Segundo a mesma fonte, os petiscos não se esgotam nas ostras (16,80€/12 unidades). As amêijoas (21€/300g) e as gambas cozidas (17,50€/250g) figuram também entre os favoritos, num ambiente de esplanada onde não há lugares marcados e a partilha de mesa se torna frequente.
Poesia, paisagem e silêncio
De salientar que o poeta Ibn Darraj al-Qastalli, nascido nesta terra em 958, celebrizou-se como uma das figuras centrais do califado Omíada. Acrescenta o blog Oliraf que o som do oceano ainda hoje embala a aldeia, como um fundo musical constante à poesia gravada nas paredes.
Cacela Velha oferece um contraste com outras zonas do Algarve. Conforme explica o Algarve Portugal Tourism, aqui não há hotéis nem grandes empreendimentos. Existem algumas moradias, vestígios de uma antiga fábrica, e uma comunidade reduzida de residentes.
A cultura na margem da ria
O enquadramento natural da aldeia, entre o azul da ria e o branco do casario, torna-se palco de encontros culturais informais.
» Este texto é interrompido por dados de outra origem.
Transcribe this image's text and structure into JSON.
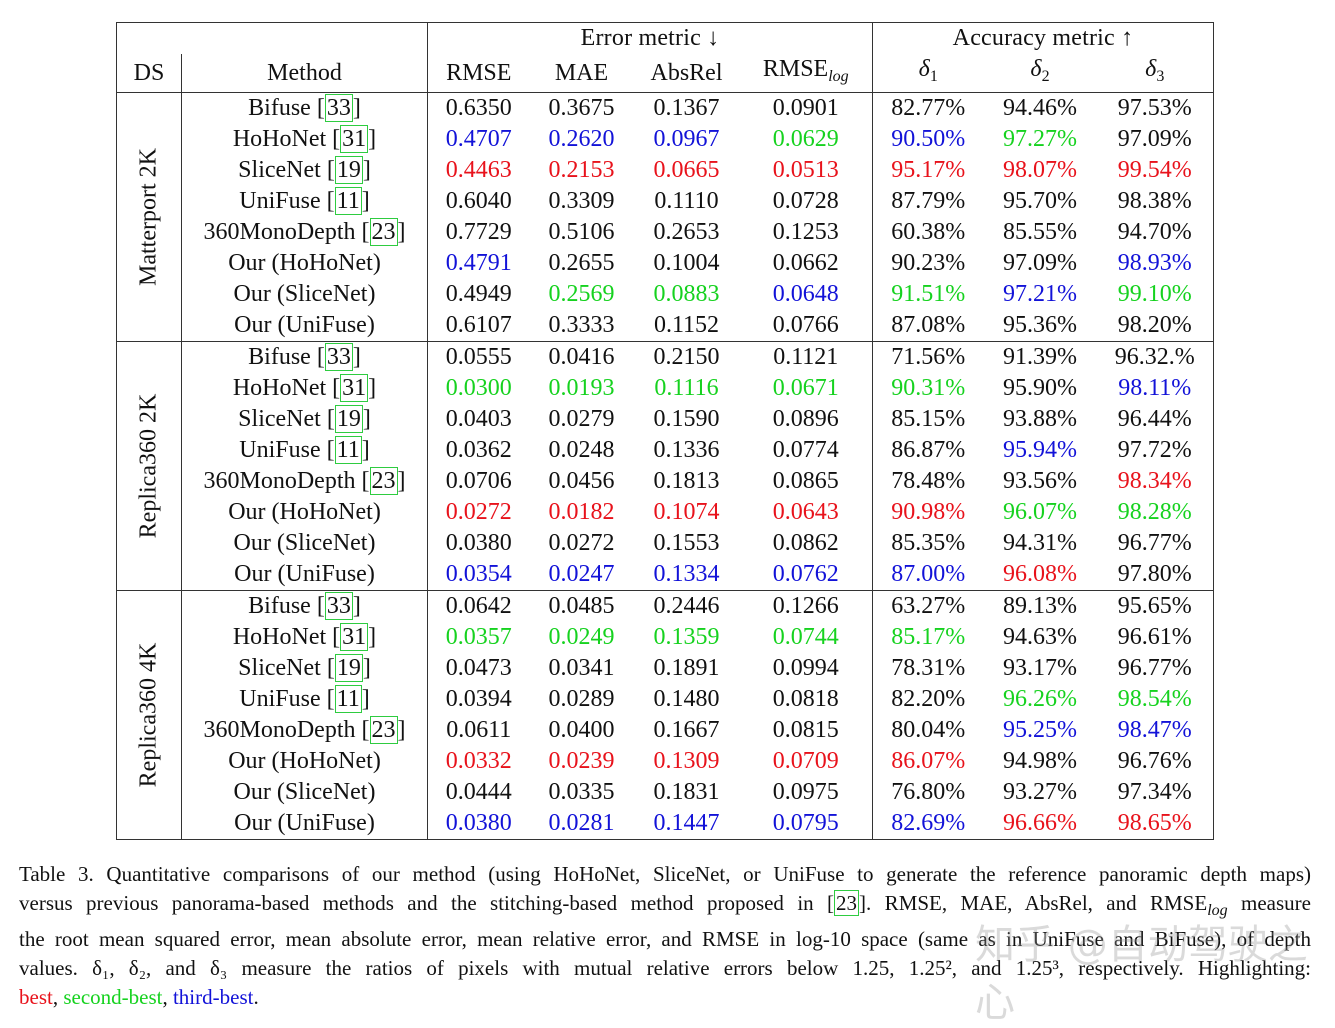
{
  "header": {
    "error_group": "Error metric ↓",
    "accuracy_group": "Accuracy metric ↑",
    "ds": "DS",
    "method": "Method",
    "cols": [
      "RMSE",
      "MAE",
      "AbsRel",
      "RMSE"
    ],
    "rmse_log_sub": "log",
    "deltas": [
      "δ",
      "δ",
      "δ"
    ],
    "delta_subs": [
      "1",
      "2",
      "3"
    ]
  },
  "colors": {
    "best": "#e8121b",
    "second": "#16d21f",
    "third": "#1212d8"
  },
  "datasets": [
    {
      "name": "Matterport 2K",
      "rows": [
        {
          "method": "Bifuse ",
          "ref": "33",
          "v": [
            "0.6350",
            "0.3675",
            "0.1367",
            "0.0901",
            "82.77%",
            "94.46%",
            "97.53%"
          ],
          "c": [
            "",
            "",
            "",
            "",
            "",
            "",
            ""
          ]
        },
        {
          "method": "HoHoNet ",
          "ref": "31",
          "v": [
            "0.4707",
            "0.2620",
            "0.0967",
            "0.0629",
            "90.50%",
            "97.27%",
            "97.09%"
          ],
          "c": [
            "b",
            "b",
            "b",
            "g",
            "b",
            "g",
            ""
          ]
        },
        {
          "method": "SliceNet ",
          "ref": "19",
          "v": [
            "0.4463",
            "0.2153",
            "0.0665",
            "0.0513",
            "95.17%",
            "98.07%",
            "99.54%"
          ],
          "c": [
            "r",
            "r",
            "r",
            "r",
            "r",
            "r",
            "r"
          ]
        },
        {
          "method": "UniFuse ",
          "ref": "11",
          "v": [
            "0.6040",
            "0.3309",
            "0.1110",
            "0.0728",
            "87.79%",
            "95.70%",
            "98.38%"
          ],
          "c": [
            "",
            "",
            "",
            "",
            "",
            "",
            ""
          ]
        },
        {
          "method": "360MonoDepth ",
          "ref": "23",
          "v": [
            "0.7729",
            "0.5106",
            "0.2653",
            "0.1253",
            "60.38%",
            "85.55%",
            "94.70%"
          ],
          "c": [
            "",
            "",
            "",
            "",
            "",
            "",
            ""
          ]
        },
        {
          "method": "Our (HoHoNet)",
          "ref": "",
          "v": [
            "0.4791",
            "0.2655",
            "0.1004",
            "0.0662",
            "90.23%",
            "97.09%",
            "98.93%"
          ],
          "c": [
            "b",
            "",
            "",
            "",
            "",
            "",
            "b"
          ]
        },
        {
          "method": "Our (SliceNet)",
          "ref": "",
          "v": [
            "0.4949",
            "0.2569",
            "0.0883",
            "0.0648",
            "91.51%",
            "97.21%",
            "99.10%"
          ],
          "c": [
            "",
            "g",
            "g",
            "b",
            "g",
            "b",
            "g"
          ]
        },
        {
          "method": "Our (UniFuse)",
          "ref": "",
          "v": [
            "0.6107",
            "0.3333",
            "0.1152",
            "0.0766",
            "87.08%",
            "95.36%",
            "98.20%"
          ],
          "c": [
            "",
            "",
            "",
            "",
            "",
            "",
            ""
          ]
        }
      ]
    },
    {
      "name": "Replica360 2K",
      "rows": [
        {
          "method": "Bifuse ",
          "ref": "33",
          "v": [
            "0.0555",
            "0.0416",
            "0.2150",
            "0.1121",
            "71.56%",
            "91.39%",
            "96.32.%"
          ],
          "c": [
            "",
            "",
            "",
            "",
            "",
            "",
            ""
          ]
        },
        {
          "method": "HoHoNet ",
          "ref": "31",
          "v": [
            "0.0300",
            "0.0193",
            "0.1116",
            "0.0671",
            "90.31%",
            "95.90%",
            "98.11%"
          ],
          "c": [
            "g",
            "g",
            "g",
            "g",
            "g",
            "",
            "b"
          ]
        },
        {
          "method": "SliceNet ",
          "ref": "19",
          "v": [
            "0.0403",
            "0.0279",
            "0.1590",
            "0.0896",
            "85.15%",
            "93.88%",
            "96.44%"
          ],
          "c": [
            "",
            "",
            "",
            "",
            "",
            "",
            ""
          ]
        },
        {
          "method": "UniFuse ",
          "ref": "11",
          "v": [
            "0.0362",
            "0.0248",
            "0.1336",
            "0.0774",
            "86.87%",
            "95.94%",
            "97.72%"
          ],
          "c": [
            "",
            "",
            "",
            "",
            "",
            "b",
            ""
          ]
        },
        {
          "method": "360MonoDepth ",
          "ref": "23",
          "v": [
            "0.0706",
            "0.0456",
            "0.1813",
            "0.0865",
            "78.48%",
            "93.56%",
            "98.34%"
          ],
          "c": [
            "",
            "",
            "",
            "",
            "",
            "",
            "r"
          ]
        },
        {
          "method": "Our (HoHoNet)",
          "ref": "",
          "v": [
            "0.0272",
            "0.0182",
            "0.1074",
            "0.0643",
            "90.98%",
            "96.07%",
            "98.28%"
          ],
          "c": [
            "r",
            "r",
            "r",
            "r",
            "r",
            "g",
            "g"
          ]
        },
        {
          "method": "Our (SliceNet)",
          "ref": "",
          "v": [
            "0.0380",
            "0.0272",
            "0.1553",
            "0.0862",
            "85.35%",
            "94.31%",
            "96.77%"
          ],
          "c": [
            "",
            "",
            "",
            "",
            "",
            "",
            ""
          ]
        },
        {
          "method": "Our (UniFuse)",
          "ref": "",
          "v": [
            "0.0354",
            "0.0247",
            "0.1334",
            "0.0762",
            "87.00%",
            "96.08%",
            "97.80%"
          ],
          "c": [
            "b",
            "b",
            "b",
            "b",
            "b",
            "r",
            ""
          ]
        }
      ]
    },
    {
      "name": "Replica360 4K",
      "rows": [
        {
          "method": "Bifuse ",
          "ref": "33",
          "v": [
            "0.0642",
            "0.0485",
            "0.2446",
            "0.1266",
            "63.27%",
            "89.13%",
            "95.65%"
          ],
          "c": [
            "",
            "",
            "",
            "",
            "",
            "",
            ""
          ]
        },
        {
          "method": "HoHoNet ",
          "ref": "31",
          "v": [
            "0.0357",
            "0.0249",
            "0.1359",
            "0.0744",
            "85.17%",
            "94.63%",
            "96.61%"
          ],
          "c": [
            "g",
            "g",
            "g",
            "g",
            "g",
            "",
            ""
          ]
        },
        {
          "method": "SliceNet ",
          "ref": "19",
          "v": [
            "0.0473",
            "0.0341",
            "0.1891",
            "0.0994",
            "78.31%",
            "93.17%",
            "96.77%"
          ],
          "c": [
            "",
            "",
            "",
            "",
            "",
            "",
            ""
          ]
        },
        {
          "method": "UniFuse ",
          "ref": "11",
          "v": [
            "0.0394",
            "0.0289",
            "0.1480",
            "0.0818",
            "82.20%",
            "96.26%",
            "98.54%"
          ],
          "c": [
            "",
            "",
            "",
            "",
            "",
            "g",
            "g"
          ]
        },
        {
          "method": "360MonoDepth ",
          "ref": "23",
          "v": [
            "0.0611",
            "0.0400",
            "0.1667",
            "0.0815",
            "80.04%",
            "95.25%",
            "98.47%"
          ],
          "c": [
            "",
            "",
            "",
            "",
            "",
            "b",
            "b"
          ]
        },
        {
          "method": "Our (HoHoNet)",
          "ref": "",
          "v": [
            "0.0332",
            "0.0239",
            "0.1309",
            "0.0709",
            "86.07%",
            "94.98%",
            "96.76%"
          ],
          "c": [
            "r",
            "r",
            "r",
            "r",
            "r",
            "",
            ""
          ]
        },
        {
          "method": "Our (SliceNet)",
          "ref": "",
          "v": [
            "0.0444",
            "0.0335",
            "0.1831",
            "0.0975",
            "76.80%",
            "93.27%",
            "97.34%"
          ],
          "c": [
            "",
            "",
            "",
            "",
            "",
            "",
            ""
          ]
        },
        {
          "method": "Our (UniFuse)",
          "ref": "",
          "v": [
            "0.0380",
            "0.0281",
            "0.1447",
            "0.0795",
            "82.69%",
            "96.66%",
            "98.65%"
          ],
          "c": [
            "b",
            "b",
            "b",
            "b",
            "b",
            "r",
            "r"
          ]
        }
      ]
    }
  ],
  "caption": {
    "l1": "Table 3. Quantitative comparisons of our method (using HoHoNet, SliceNet, or UniFuse to generate the reference panoramic depth maps)",
    "l2a": "versus previous panorama-based methods and the stitching-based method proposed in ",
    "l2ref": "23",
    "l2b": ". RMSE, MAE, AbsRel, and RMSE",
    "l2sub": "log",
    "l2c": " measure",
    "l3": "the root mean squared error, mean absolute error, mean relative error, and RMSE in log-10 space (same as in UniFuse and BiFuse), of depth",
    "l4": "values. δ₁, δ₂, and δ₃ measure the ratios of pixels with mutual relative errors below 1.25, 1.25², and 1.25³, respectively. Highlighting:",
    "best": "best",
    "second": "second-best",
    "third": "third-best",
    "sep": ", ",
    "end": "."
  },
  "watermark": "知乎 @自动驾驶之心"
}
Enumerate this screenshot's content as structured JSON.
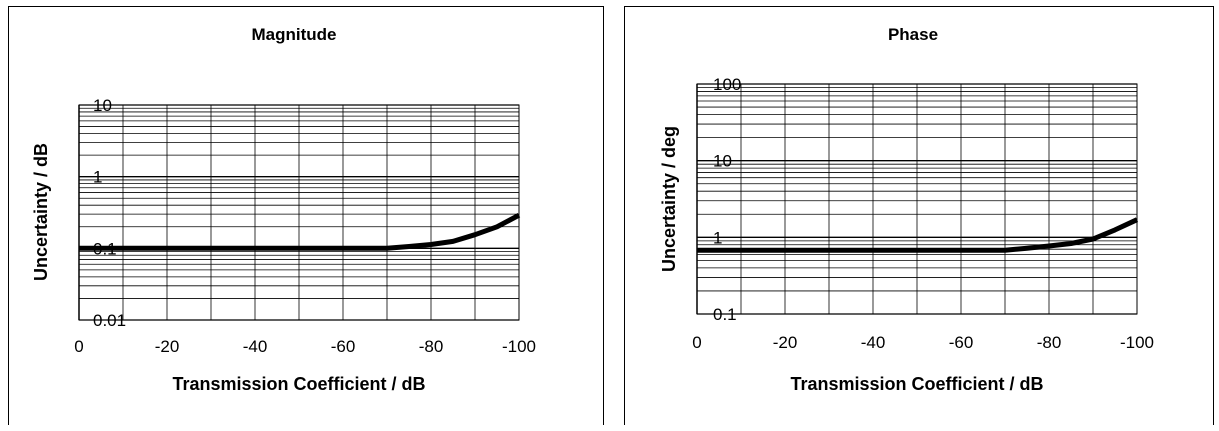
{
  "chart_data": [
    {
      "type": "line",
      "title": "Magnitude",
      "xlabel": "Transmission Coefficient / dB",
      "ylabel": "Uncertainty / dB",
      "xlim": [
        0,
        -100
      ],
      "ylim": [
        0.01,
        10
      ],
      "yscale": "log",
      "grid": true,
      "legend": "none",
      "x_ticks": [
        "0",
        "-20",
        "-40",
        "-60",
        "-80",
        "-100"
      ],
      "y_ticks": [
        "10",
        "1",
        "0.1",
        "0.01"
      ],
      "series": [
        {
          "x": [
            0,
            -10,
            -20,
            -30,
            -40,
            -50,
            -60,
            -70,
            -75,
            -80,
            -85,
            -90,
            -95,
            -100
          ],
          "y": [
            0.1,
            0.1,
            0.1,
            0.1,
            0.1,
            0.1,
            0.1,
            0.1,
            0.106,
            0.113,
            0.125,
            0.155,
            0.2,
            0.29
          ]
        }
      ]
    },
    {
      "type": "line",
      "title": "Phase",
      "xlabel": "Transmission Coefficient / dB",
      "ylabel": "Uncertainty / deg",
      "xlim": [
        0,
        -100
      ],
      "ylim": [
        0.1,
        100
      ],
      "yscale": "log",
      "grid": true,
      "legend": "none",
      "x_ticks": [
        "0",
        "-20",
        "-40",
        "-60",
        "-80",
        "-100"
      ],
      "y_ticks": [
        "100",
        "10",
        "1",
        "0.1"
      ],
      "series": [
        {
          "x": [
            0,
            -10,
            -20,
            -30,
            -40,
            -50,
            -60,
            -70,
            -75,
            -80,
            -85,
            -90,
            -95,
            -100
          ],
          "y": [
            0.68,
            0.68,
            0.68,
            0.68,
            0.68,
            0.68,
            0.68,
            0.68,
            0.72,
            0.77,
            0.83,
            0.95,
            1.25,
            1.7
          ]
        }
      ]
    }
  ]
}
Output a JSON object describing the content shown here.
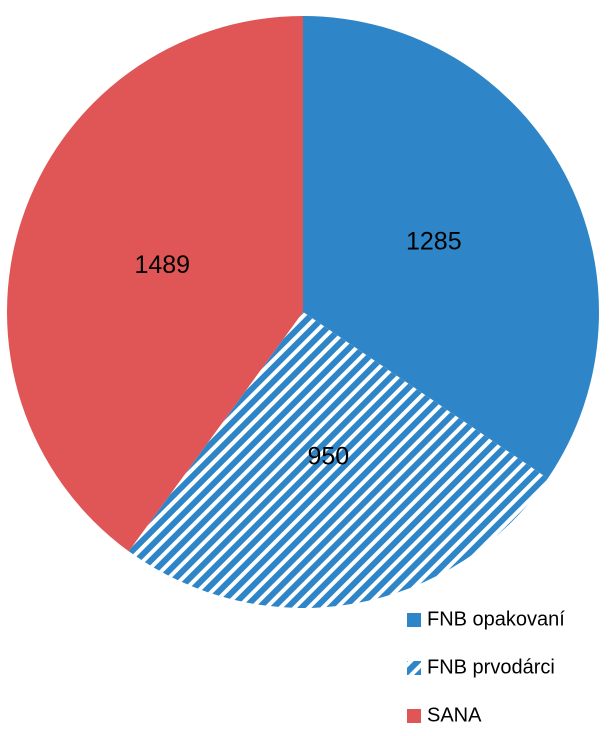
{
  "chart_data": {
    "type": "pie",
    "categories": [
      "FNB opakovaní",
      "FNB prvodárci",
      "SANA"
    ],
    "values": [
      1285,
      950,
      1489
    ],
    "colors": [
      "#2e86c8",
      "#2e86c8",
      "#e05555"
    ],
    "hatched": [
      false,
      true,
      false
    ],
    "legend": "bottom-right"
  }
}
Embora não existam centros culturais propriamente ditos, os elementos da paisagem e do património funcionam como cenário vivo para uma história que ainda se escreve.
Uma aldeia de margens e encontros
Situada entre o mar e a serra, entre o islâmico e o cristão, entre a tradição e a sobrevivência, Cacela Velha é um exemplo de como um lugar pode conter múltiplas camadas de tempo e de identidade.